Cesar Griguc, diretor administrativo-financeiro, assume no lugar de Helen Machado, que deixa o cargo no momento em que colhe os primeiros frutos de sua gestão.
Ela assumiu em janeiro de 2017, com um déficif do ano anterior de R$ 74,2 milhões. Em dezembro de 2018, já havia reduzido para 19,2 milhões. Em agosto deste ano, pela primeira vez em sete anos, a Carris deu lucro, de R$ 124 mil.
Para surpresa geral, na quinta-feira, 5, Helen Machado anunciou que estava deixando o cargo.
No dia seguinte, ao formalizar a mudança, o prefeito Nelson Marchezan, disse que o resultado na Carris “foi obtido através de um plano de gestão até 2020, que busca o equilíbrio da empresa”.
“Agradeço a Helen pelo empenho em melhorar nossa cidade e se dedicar a esta empresa que ninguém mais acreditava que poderia melhorar ”, disse o prefeito.
No início do mandato, o prefeito deu reiteradas declarações de que a Carris teria um tempo para alcançar o equilíbrio, senão seria privatizada.
“Saio com a certeza de que cumpri com o propósito maior que era buscar o equilíbrio financeiro, mudar a cultura da empresa”, disse Helen.
Seria isso o que Marchezan realmente esperava?
Uma dos marcos da gestão de Helen Machado é o posto de combustíveis da Carris. Com equipamentos de última geração, que vão permitir o controle total da operação de abastecimento, o novo posto será um dos mais modernos da América do Sul.
A construção está em fase de conclusão, com 95% da obra já executada.
A estrutura usará como bandeira a marca Carris, “símbolo de tradição e prestação de serviço à população de Porto Alegre”.

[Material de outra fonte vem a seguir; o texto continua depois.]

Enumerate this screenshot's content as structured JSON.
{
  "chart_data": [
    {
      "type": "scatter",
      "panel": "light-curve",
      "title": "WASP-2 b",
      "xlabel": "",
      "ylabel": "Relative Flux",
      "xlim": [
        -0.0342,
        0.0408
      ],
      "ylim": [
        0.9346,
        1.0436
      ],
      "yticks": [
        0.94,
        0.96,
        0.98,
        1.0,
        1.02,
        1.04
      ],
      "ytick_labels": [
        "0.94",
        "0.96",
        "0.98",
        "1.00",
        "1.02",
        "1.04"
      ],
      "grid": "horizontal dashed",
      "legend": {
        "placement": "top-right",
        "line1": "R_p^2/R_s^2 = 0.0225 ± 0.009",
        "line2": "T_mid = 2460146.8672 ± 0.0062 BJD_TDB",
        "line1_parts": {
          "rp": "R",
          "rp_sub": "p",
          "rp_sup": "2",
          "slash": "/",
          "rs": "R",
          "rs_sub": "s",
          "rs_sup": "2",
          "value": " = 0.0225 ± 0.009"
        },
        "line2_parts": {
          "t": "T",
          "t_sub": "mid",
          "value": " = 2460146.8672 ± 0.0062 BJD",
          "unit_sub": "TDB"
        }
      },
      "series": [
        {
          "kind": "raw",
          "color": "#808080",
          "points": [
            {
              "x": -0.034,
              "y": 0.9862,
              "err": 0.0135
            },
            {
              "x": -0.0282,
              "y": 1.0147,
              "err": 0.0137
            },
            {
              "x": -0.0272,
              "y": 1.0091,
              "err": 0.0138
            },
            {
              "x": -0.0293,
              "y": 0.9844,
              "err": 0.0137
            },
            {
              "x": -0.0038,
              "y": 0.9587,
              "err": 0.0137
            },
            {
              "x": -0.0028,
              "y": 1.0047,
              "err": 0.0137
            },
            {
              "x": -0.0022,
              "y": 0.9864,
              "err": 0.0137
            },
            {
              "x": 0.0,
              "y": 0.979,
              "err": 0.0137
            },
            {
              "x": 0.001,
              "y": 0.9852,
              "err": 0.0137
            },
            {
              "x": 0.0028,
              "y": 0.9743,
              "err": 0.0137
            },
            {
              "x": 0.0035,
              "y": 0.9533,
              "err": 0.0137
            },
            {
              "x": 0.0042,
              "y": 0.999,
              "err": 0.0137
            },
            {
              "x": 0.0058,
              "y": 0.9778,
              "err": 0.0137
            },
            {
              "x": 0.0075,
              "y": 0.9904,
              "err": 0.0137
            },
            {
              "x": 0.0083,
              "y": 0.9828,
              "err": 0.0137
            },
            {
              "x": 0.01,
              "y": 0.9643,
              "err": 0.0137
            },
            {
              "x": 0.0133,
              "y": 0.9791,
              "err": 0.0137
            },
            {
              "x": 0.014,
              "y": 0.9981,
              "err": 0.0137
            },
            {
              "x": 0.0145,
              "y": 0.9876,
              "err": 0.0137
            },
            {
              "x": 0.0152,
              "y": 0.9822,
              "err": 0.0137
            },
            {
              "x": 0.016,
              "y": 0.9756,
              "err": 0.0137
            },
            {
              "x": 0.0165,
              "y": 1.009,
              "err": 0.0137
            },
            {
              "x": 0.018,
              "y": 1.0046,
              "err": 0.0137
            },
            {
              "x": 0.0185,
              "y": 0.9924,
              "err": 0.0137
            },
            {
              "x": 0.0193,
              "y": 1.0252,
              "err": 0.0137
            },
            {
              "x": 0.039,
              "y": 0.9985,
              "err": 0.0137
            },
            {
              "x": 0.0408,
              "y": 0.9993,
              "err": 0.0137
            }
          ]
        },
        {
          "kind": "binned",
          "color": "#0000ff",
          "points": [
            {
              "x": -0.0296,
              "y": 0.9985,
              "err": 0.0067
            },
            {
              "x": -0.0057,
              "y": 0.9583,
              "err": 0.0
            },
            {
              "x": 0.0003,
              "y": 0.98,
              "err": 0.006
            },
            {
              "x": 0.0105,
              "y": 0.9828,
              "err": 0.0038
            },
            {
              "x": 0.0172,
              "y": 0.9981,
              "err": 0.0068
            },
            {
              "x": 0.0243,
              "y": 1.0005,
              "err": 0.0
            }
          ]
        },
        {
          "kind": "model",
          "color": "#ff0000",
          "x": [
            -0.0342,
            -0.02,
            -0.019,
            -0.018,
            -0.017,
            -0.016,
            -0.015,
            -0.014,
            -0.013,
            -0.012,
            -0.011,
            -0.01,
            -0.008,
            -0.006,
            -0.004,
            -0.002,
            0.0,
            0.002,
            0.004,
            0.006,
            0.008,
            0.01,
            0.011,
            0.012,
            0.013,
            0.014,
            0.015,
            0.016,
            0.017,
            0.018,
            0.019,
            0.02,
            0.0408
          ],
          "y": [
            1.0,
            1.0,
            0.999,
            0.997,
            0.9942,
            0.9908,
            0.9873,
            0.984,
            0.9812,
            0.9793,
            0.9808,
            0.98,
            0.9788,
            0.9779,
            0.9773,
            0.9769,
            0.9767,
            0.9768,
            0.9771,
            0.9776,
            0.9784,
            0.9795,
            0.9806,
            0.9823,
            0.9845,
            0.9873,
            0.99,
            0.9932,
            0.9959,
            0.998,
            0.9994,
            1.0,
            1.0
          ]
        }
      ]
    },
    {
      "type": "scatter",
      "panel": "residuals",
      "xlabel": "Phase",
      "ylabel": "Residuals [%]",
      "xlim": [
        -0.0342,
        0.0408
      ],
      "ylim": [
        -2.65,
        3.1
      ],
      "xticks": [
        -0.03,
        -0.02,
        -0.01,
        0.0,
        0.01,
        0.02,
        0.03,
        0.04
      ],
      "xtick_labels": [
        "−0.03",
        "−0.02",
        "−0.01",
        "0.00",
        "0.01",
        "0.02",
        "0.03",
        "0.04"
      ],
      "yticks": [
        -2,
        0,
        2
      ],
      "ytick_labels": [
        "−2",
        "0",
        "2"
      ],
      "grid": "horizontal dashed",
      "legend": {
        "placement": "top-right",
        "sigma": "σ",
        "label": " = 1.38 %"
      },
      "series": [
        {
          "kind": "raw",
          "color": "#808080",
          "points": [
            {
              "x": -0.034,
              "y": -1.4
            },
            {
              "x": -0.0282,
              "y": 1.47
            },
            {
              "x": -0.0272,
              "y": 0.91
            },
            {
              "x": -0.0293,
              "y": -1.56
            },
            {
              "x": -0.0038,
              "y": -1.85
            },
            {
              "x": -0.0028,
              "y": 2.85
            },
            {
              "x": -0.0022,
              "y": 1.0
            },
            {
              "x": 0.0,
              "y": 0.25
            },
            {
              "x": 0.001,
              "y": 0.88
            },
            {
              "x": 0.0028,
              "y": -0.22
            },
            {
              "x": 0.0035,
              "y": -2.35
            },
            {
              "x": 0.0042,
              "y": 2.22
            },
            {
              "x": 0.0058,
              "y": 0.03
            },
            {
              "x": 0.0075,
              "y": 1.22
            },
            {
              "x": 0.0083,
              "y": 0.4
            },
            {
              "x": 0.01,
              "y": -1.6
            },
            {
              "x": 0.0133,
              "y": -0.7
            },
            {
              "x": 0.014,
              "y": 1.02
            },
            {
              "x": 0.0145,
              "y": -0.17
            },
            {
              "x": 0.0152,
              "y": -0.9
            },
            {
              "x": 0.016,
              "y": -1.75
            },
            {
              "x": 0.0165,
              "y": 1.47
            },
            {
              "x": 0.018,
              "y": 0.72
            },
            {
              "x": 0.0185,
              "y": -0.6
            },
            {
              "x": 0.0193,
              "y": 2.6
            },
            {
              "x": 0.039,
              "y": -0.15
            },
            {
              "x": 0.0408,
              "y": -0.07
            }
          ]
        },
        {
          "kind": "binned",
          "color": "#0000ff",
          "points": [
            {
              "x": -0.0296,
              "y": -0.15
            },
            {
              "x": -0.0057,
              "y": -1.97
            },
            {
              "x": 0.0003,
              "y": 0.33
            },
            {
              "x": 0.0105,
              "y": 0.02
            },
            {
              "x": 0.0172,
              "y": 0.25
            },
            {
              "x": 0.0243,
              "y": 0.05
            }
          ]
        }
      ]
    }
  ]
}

“Este é um projeto de extrema importância no processo de recuperação da Carris e também de modernização das operações. Trará a empresa para um novo patamar na gestão de sua frota”, declarou Helen Machado no início de dezembro, quando Marchezan vistoriou a obra.
No dia 2 de dezembro, o prefeito vistoriou as obras do Posto de Abastecimento da Carris/ Foto: Cesar Lopes, PMPA
O posto é uma contrapartida da licitação para abastecer a frota da Carris, em que a Ipiranga Produtos de Petróleo S/A foi vencedora.
O posto foi construído pela empresa contratada, sem custos para a Carris. Localizado em um ponto que torna mais rápido o acesso dos ônibus, vai possibilitar a reorganização do abastecimento da frota, composta por 347 veículos.
A tecnologia moderna das instalações vai também ampliar em 30% a capacidade de atender o abastecimento e permitir o controle do consumo de óleo diesel pelo sistema de automação.
O projeto inclui seis ilhas de abastecimento, novos tanques de armazenagem, três máquinas de lavagem, equipamentos de filtragem de combustível e sistema automatizado que vai conectar todo o posto.
Outro benefício oferecido pelas novas tecnologias será a reutilização de 100% da água demandada.
Como conciliar isso com o dogma de que a empresa pública não funciona?
Ao demonstrar que a Carris, a mais tradicional das empresas públicas do Rio Grande do Sul, é víavel e lucrativa, Helen Machado não estaria estaria na contramão de toda uma estratégia?